Director: Allan Moyle

Reviewed by Paghat the Ratgirl

I saw a review that gave XChange high ratings for being very campy sci-fi. But when I viewed the DVD, I couldn't see that it was intentionally campy at all. Seemed like someone hoped it would be taken seriously.

The theme is one of mental teleportation. People can download over phone lines into each others' bodies. The question asked & answered is what happens when someone absconds with your body. It's a premise that keeps the budget down because it requires no special FX, & what the hey, I'm always up for a science fiction adventure that's not just computer generated graphics.

Our hero (Stephen Baldwin) ends up in a "loaner" body which is a clone with a very short shelf life, while his own body has been hijacked by a terrorist (Kyle McLachlan). If he cannot find his own body & transfer back in it in time, he'll have terminal melt-down like all clones.

The film lacked even moderate credibility, completely lacked sufficient imagination to project how such technologies as mind-exchange & shortlived adult human clones would completely change the ›world. Yet despite its superficiality & inability to project a believable future, I found it passing fair entertainment & I didn't resent spending the time on it.

The idea that such technology would give rise to some sort of deviant subculture seemed the only credible speculation they even tried to convey, but it looked like normally good looking people were trading bodies with other good looking people in order to ›take (mainly sexual) risks with bodies not their own, & it didn't seem particularly logical at all.
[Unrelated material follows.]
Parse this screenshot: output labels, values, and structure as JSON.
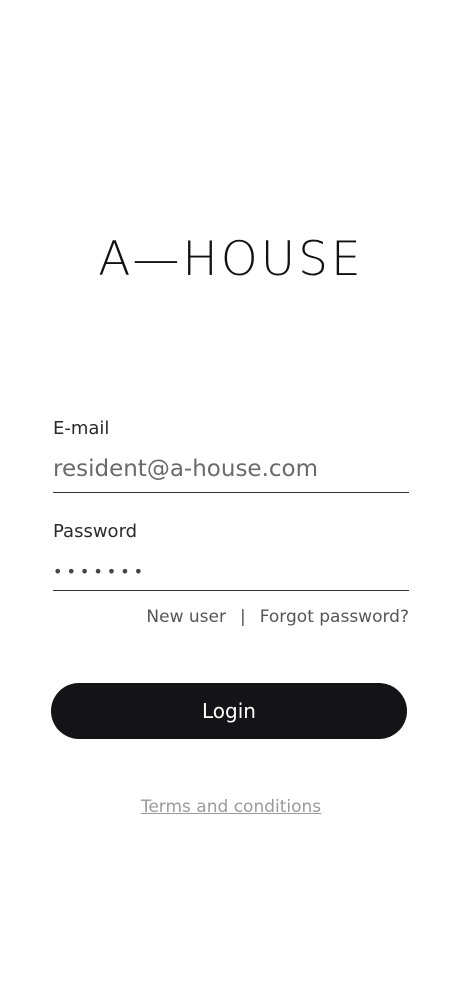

The possibilities even for a sexual underworld use of the technology was treated with superficial lack of imagination & I can only guess the creative team's sex-lives must be pretty dull if they couldn't dream up anything wilder.

I never for an instant believed the story took place in a world where this technology existed, as it was otherwise just sort of our world without any technological impacts of any kind that we haven't already experienced.

I kind of like all the Baldwins, but do wonder why it is that not one of them seems to score better film employment. Big bores like Andy Garcia get roles any random Baldwin could've done better.

I think all the Baldwins should be in a big-budget western together, along with any of the Carradines who are still ambulatory -- there's a film by Walter Hill called Long Riders with the Carradines & Keeches together, & I really liked it, it's an idea worth revisiting. If Walter Hill directed a similar project but this time for the Baldwins & included a big hairy swamp sasquatch or Civil War ghosts to make it a horror-western, it couldn't be worse than the crap they're in instead.